Single fluorescent emitters like colloidal quantum dots or single molecules are usually prepared in solutions and spin-coated onto cover glasses for studying. Toluene has been a widely used solvent in such studies. Here, we report on a fluorescent impurity emitter contained in toluene and its optical properties. The emission spectra of the single emitters show multiple peaks with the main peak varying from 2.03 eV (610 nm) to 2.14 eV (580 nm) and a red-shifted side peak with an average separation of 167 meV from the main peak. The emitted photons show a strong anti-bunching with a fluorescence lifetime of a few nanoseconds. They show very fast blinking behavior which cannot be properly detected by time-trajectory of photoluminescence intensity. An analysis based on the second-order correlation functions reveals that a three-level model can explain our measurements well and that the blinking transition time ranges only a few tens of microseconds. This single emitter in toluene is clearly distinguished from the fluorescent centers in the cover glass by their respective emission spectra. The single emitters in the cover glass also exhibit fast blinking behavior. These background emitters should be carefully identified and distinguished while studying the single fluorescent emitters.

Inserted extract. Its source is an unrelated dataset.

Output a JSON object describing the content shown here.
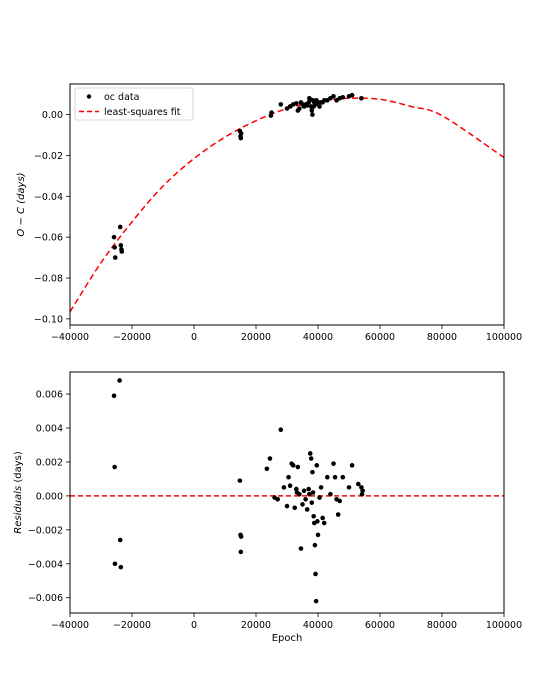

Coherence Studies of Photons Emitted from a Single Terrylene Molecule Using Michelson and Young’s Interferometers

Coherence length (time) is a key parameter in many classical and quantum optical applications. Two interferometers – Michelson and Young’s double-slit – are used to characterize the temporal coherence of single photons emitted from single terrylene molecules. For quantitative analysis, a dispersion-related distortion in the interference pattern of a Michelson interferometer is carefully corrected by a simple dispersion compensation. Additionally, it has been demonstrated that Young’s interferometer can be used in temporal coherence studies at the single photon level with high accuracy. The pros and cons of the two systems are discussed. The measured coherence lengths in the two systems are consistent with one another under the self-interference interpretations.

A deep subwavelength cavity formed by total external reflection of surface plasmon polariton

We numerically analyze the characteristics of a nanocavity in surface plasmon polariton (SPP) modes confined by total external reflection (TER) at deep subwavelength scales. This SPP-TER cavity consists of a low-index dielectric channel on a flat metal surface covered by a high-index gain medium. Compared to other types of nanocavities formed by total internal reflection such as a metallic channel and a high-index dielectric channel, an SPP-TER nanocavity provides superior functionality on mode area, confinement factor in the gain medium, Q-factor, and threshold gain. From this result, we suggest the SPP-TER nanocavity as a promising high-quality deep-subwavelength scale resonator, which is an essential ingredient in nanophotonics.